Roger Corman attempts to recapture lighting in a bottle with this remake of Death Race 2000. Same plot and characters and satirical nature. There's a lot more CGI, less impressive stunt work and a less imposing star line up - no David Carradine, Paul Bartel, Mary Woronov, Sly Stallone, Roberta Collins, Charles Griffith...
It tries to recapture the spirit of the original - there's anarchy and black humour. The cast try their best - some of them are quite good, such as Marci Miller (a lot more animated here than on Days of Our Lives), Malcolm McDowell is always reliable. I liked the driver who had sex with her car and was disappointed when she was killed early off. But it simply isn't as well made.

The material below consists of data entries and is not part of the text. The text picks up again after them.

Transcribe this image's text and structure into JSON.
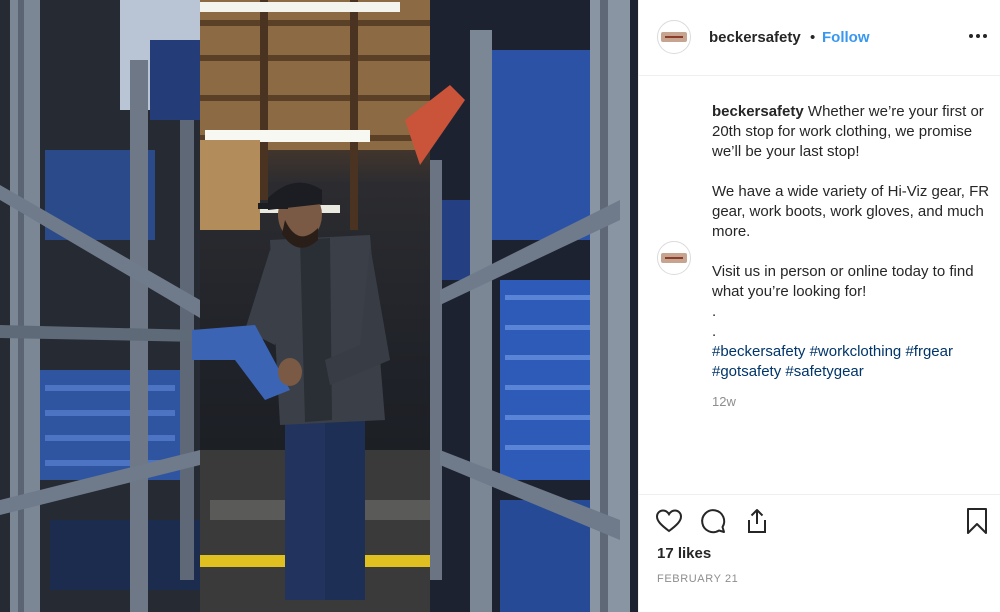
{
  "post": {
    "image_alt": "Man in cap browsing folded jeans between metal warehouse shelves"
  },
  "header": {
    "username": "beckersafety",
    "separator": "•",
    "follow_label": "Follow",
    "more_icon": "more-horizontal-icon"
  },
  "caption": {
    "username": "beckersafety",
    "paragraph_1": "Whether we’re your first or 20th stop for work clothing, we promise we’ll be your last stop!",
    "paragraph_2": "We have a wide variety of Hi-Viz gear, FR gear, work boots, work gloves, and much more.",
    "paragraph_3": "Visit us in person or online today to find what you’re looking for!",
    "dot_1": ".",
    "dot_2": ".",
    "hashtags": [
      "#beckersafety",
      "#workclothing",
      "#frgear",
      "#gotsafety",
      "#safetygear"
    ],
    "time_ago": "12w"
  },
  "actions": {
    "like_icon": "heart-icon",
    "comment_icon": "comment-icon",
    "share_icon": "share-icon",
    "save_icon": "bookmark-icon",
    "likes_text": "17 likes",
    "date_text": "FEBRUARY 21"
  },
  "colors": {
    "follow": "#3897f0",
    "hashtag": "#003569",
    "muted": "#8e8e8e",
    "text": "#262626",
    "border": "#efefef"
  }
}
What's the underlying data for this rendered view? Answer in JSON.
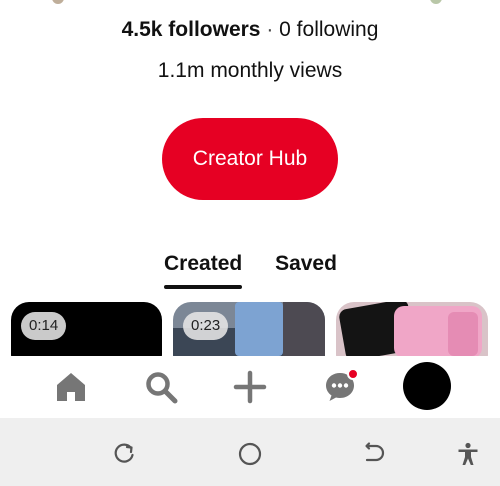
{
  "profile": {
    "followers": "4.5k followers",
    "separator": "·",
    "following": "0 following",
    "monthly_views": "1.1m monthly views",
    "creator_hub_label": "Creator Hub"
  },
  "tabs": [
    {
      "label": "Created",
      "selected": true
    },
    {
      "label": "Saved",
      "selected": false
    }
  ],
  "pins": [
    {
      "duration": "0:14"
    },
    {
      "duration": "0:23"
    },
    {
      "duration": null
    }
  ],
  "bottom_nav": {
    "items": [
      {
        "icon": "home-icon"
      },
      {
        "icon": "search-icon"
      },
      {
        "icon": "plus-icon"
      },
      {
        "icon": "messages-icon",
        "notification": true
      },
      {
        "icon": "profile-avatar"
      }
    ]
  },
  "system_nav": {
    "items": [
      "recents-icon",
      "home-circle-icon",
      "back-icon",
      "accessibility-icon"
    ]
  },
  "colors": {
    "accent": "#e60023",
    "text": "#111111",
    "icon_gray": "#767676",
    "system_bar": "#efefef"
  }
}
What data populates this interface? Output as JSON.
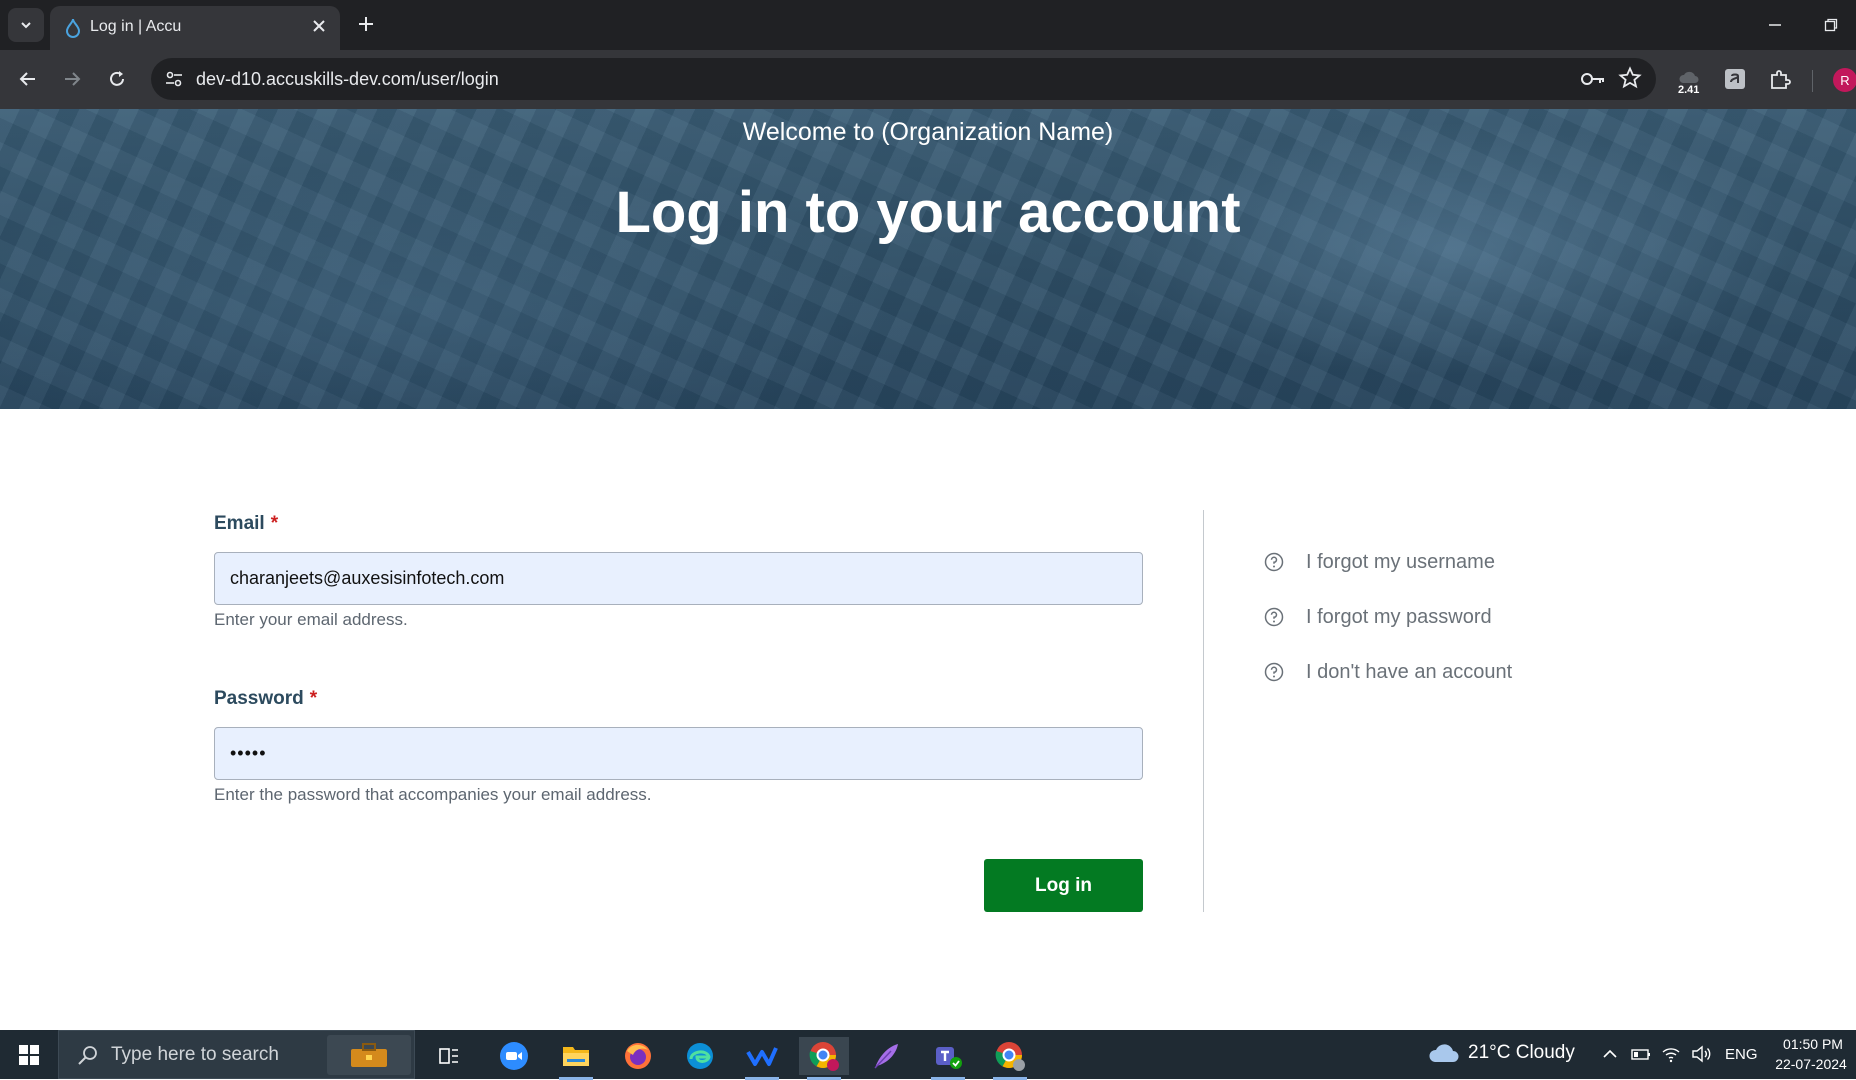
{
  "browser": {
    "tab_title": "Log in | Accu",
    "url": "dev-d10.accuskills-dev.com/user/login",
    "extension_badge": "2.41",
    "profile_initial": "R"
  },
  "hero": {
    "subtitle": "Welcome to (Organization Name)",
    "title": "Log in to your account"
  },
  "form": {
    "email_label": "Email",
    "email_required": "*",
    "email_value": "charanjeets@auxesisinfotech.com",
    "email_help": "Enter your email address.",
    "password_label": "Password",
    "password_required": "*",
    "password_value": "•••••",
    "password_help": "Enter the password that accompanies your email address.",
    "submit_label": "Log in"
  },
  "side_links": [
    {
      "label": "I forgot my username"
    },
    {
      "label": "I forgot my password"
    },
    {
      "label": "I don't have an account"
    }
  ],
  "taskbar": {
    "search_placeholder": "Type here to search",
    "weather": "21°C  Cloudy",
    "language": "ENG",
    "time": "01:50 PM",
    "date": "22-07-2024"
  },
  "colors": {
    "primary_button": "#037a22",
    "label_text": "#2c4a5e",
    "required_marker": "#cc1f1f",
    "hero_background": "#2f5068"
  }
}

The editing is frantic, full of jagged cuts, as if afraid the viewers will get bored if they're forced to endure a scene or shot too long. We never get close to any of the characters, not really. They try with Frankenstein (a Kiwi, Manu Bennett formerly of Paradise Beach!) and Annie (Miller) but these scenes don't really fly. They're also oddly shot with this glary light off the actor's faces.
The story kind of follows the original - but they needlessly complicate it. There's this audience member who participates in the race via virtual reality through Miller - which kind of cheapens the emotion in the Miller-Bennett scenes - but he's never really paid off. I guess he does participate in the uprising at the end but it's not very satisfying. The original had a clear plot line where the drivers were being bumped off by the rebellion; there's a little of that here, but the killing is also done by Tammy the Terrorist - a subplot that doesn't go anywhere. As a result it all feels a bit of a mess and t the end when Bennett/Frankenstein tells the audience to make their own reality, I was annoyed and felt like yelling back "simplify your narrative line".
It's not that satisfying as an action movie either - those short cuts mean we never get a good look at some cool car action. There's certainly little suspense or tension - it's more loud and frantic.
It's also curiously prudish for an exploitation film. The first movie had Roberta Collins, Mary Woronov and Simone Griffeth in the buff, and the characters enjoyed sex; David Carradine slept with Griffeth early on. Here there's some breasts, but Burt Grinstead's character doesn't want to sleep with his female co driver and Bennett turns down Miller until the very end. The men have low sex drives here.
The look of the film is kind of ugly more than cool. The scenes set in the modern day with everyone hooked on TV are depressing.
It tries. I wanted to like it. But it's a mess.